Oft genügt ein Blick auf die Erfolgsprognose im Verkaufsprospekt, um hochriskante Anlagen zu erkennen. Denn viele riskante, wenn nicht gar dubiose Geldanlagen lassen sich schnell aussortieren, wenn man eine Regel beherzigt: Hohe Renditen mit hoher Sicherheit gibt es nicht! Gegenwärtig erreichen die besten Festgeldanlagen knapp zwei Prozent pro Jahr. Das heißt: Allerspätestens ab sechs Prozent Verzinsung pro Jahr sollten Anleger besonders kritisch fragen, woher diese kommt. Dabei sollte man sich nicht von Begriffen verwirren lassen: Wer sich an einem geschlossenen Fonds beteiligt, bekommt keine Zinsen, sondern Ausschüttungen auf das eingezahlte Kapital. Beträgt die Ausschüttung zum Beispiel sechs Prozent, bedeutet das nur, dass gerade genug in der Kasse ist, um sechs Prozent auszuzahlen. Das kann auch dadurch erreicht worden sein, indem Instandhaltungsmaßnahmen verschoben und den Marktwert erhaltende Modernisierungen unterlassen werden. Die Quittung kommt später.

Auch wenn es ein paar wenige Ausnahmen im Markt geben mag, gerade die Häufung der Skandale in diesem Bereich lassen nur einen Schluss zu: alles Schrott!
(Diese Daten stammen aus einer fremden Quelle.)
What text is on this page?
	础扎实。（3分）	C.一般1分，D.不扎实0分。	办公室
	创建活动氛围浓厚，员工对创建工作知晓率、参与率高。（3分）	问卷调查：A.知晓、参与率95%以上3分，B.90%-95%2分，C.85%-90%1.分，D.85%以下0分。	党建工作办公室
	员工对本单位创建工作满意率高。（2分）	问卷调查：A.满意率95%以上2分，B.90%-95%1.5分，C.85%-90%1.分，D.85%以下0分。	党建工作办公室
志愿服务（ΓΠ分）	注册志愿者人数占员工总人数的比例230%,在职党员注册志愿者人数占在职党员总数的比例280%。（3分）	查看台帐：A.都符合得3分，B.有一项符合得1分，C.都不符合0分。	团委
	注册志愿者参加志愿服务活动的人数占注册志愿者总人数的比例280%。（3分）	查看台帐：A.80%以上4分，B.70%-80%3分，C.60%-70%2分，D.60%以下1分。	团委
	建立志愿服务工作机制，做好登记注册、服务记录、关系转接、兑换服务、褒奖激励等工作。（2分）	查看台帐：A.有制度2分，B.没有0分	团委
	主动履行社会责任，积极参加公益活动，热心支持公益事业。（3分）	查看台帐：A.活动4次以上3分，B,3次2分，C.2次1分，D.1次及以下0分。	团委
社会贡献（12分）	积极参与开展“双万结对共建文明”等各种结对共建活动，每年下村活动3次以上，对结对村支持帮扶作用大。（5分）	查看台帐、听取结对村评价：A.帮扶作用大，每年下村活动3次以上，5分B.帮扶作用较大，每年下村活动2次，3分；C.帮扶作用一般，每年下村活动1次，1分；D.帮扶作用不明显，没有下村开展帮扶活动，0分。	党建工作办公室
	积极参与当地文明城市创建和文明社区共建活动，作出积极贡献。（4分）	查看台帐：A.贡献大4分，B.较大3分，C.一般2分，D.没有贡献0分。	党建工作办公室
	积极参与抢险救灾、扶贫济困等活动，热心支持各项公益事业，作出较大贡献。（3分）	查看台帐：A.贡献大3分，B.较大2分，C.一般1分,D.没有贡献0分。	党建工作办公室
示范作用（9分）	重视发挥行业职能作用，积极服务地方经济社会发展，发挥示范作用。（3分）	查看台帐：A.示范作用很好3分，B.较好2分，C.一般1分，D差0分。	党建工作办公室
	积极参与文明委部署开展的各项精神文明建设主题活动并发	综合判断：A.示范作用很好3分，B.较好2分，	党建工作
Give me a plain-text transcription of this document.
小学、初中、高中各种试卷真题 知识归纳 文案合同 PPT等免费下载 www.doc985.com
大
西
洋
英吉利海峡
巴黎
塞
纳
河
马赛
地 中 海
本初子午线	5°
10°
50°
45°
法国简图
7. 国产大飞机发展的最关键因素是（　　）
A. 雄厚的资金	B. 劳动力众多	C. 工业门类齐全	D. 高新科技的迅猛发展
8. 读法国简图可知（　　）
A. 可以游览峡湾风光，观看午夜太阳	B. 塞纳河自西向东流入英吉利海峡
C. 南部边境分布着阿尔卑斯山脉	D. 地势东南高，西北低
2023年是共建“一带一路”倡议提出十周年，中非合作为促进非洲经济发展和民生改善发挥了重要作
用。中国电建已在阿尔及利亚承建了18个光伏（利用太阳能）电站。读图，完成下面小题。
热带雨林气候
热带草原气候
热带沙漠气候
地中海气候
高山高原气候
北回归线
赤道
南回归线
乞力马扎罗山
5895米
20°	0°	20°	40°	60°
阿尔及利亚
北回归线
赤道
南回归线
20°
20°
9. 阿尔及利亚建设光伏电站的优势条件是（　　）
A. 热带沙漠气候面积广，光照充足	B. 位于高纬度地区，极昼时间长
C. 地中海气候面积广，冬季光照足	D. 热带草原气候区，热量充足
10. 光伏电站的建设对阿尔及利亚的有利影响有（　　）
Wer nicht Roulette spielen will und zufälligerweise mal auf den richtigen Anbieter setzt, lässt von all diesen „großartigen“ Renditeversprechen einfach die Finger. Ohnehin scheint es den meisten Anlegern zu mühsam, die umfangreichen Verkaufsprospekte auch tatsächlich zu lesen, um nachzuvollziehen, wie das versprochene Geld erwirtschaftet wird. Sträflich, wer sich da nur auf Erläuterungen eines Beraters verlässt. Und wer die Ausführungen nicht versteht, sollte nicht an sich zweifeln, sondern am Produkt und Anbieter.

Fazit: Viele Privatanleger erhoffen sich, im Ruhestand ihre Rente mit Entnahmen aus Ersparten aufzustocken. Dazu braucht es aber liquides Vermögen. Eine Immobilie mag (hoffentlich) zumindest werterhaltend sein, „runterbeißen“ kann man davon nicht. Gleiches gilt für Gold. Unternehmensbeteiligungen ohne Mitbestimmungsrechte in Form geschlossener Fonds braucht kein Mensch. Sie sind leider zu oft eher wertvernichtend und liefern keine berechenbaren Ausschüttungen. Wertpapiere liefern dagegen hohe Transparenz und vor allem Handelbarkeit und Liquidität. Natürlich gibt es heute nichts ohne Risiko, aber wenn eine Wertpapieranlage nicht die Erwartungen erfüllt, kann man zumindest jederzeit aussteigen. Bei geschlossenen Fonds oder Immobilien ist das nicht ohne Weiteres möglich. Liquidität ist ein hohes Gut – oftmals sogar wichtiger als das Renditepotenzial.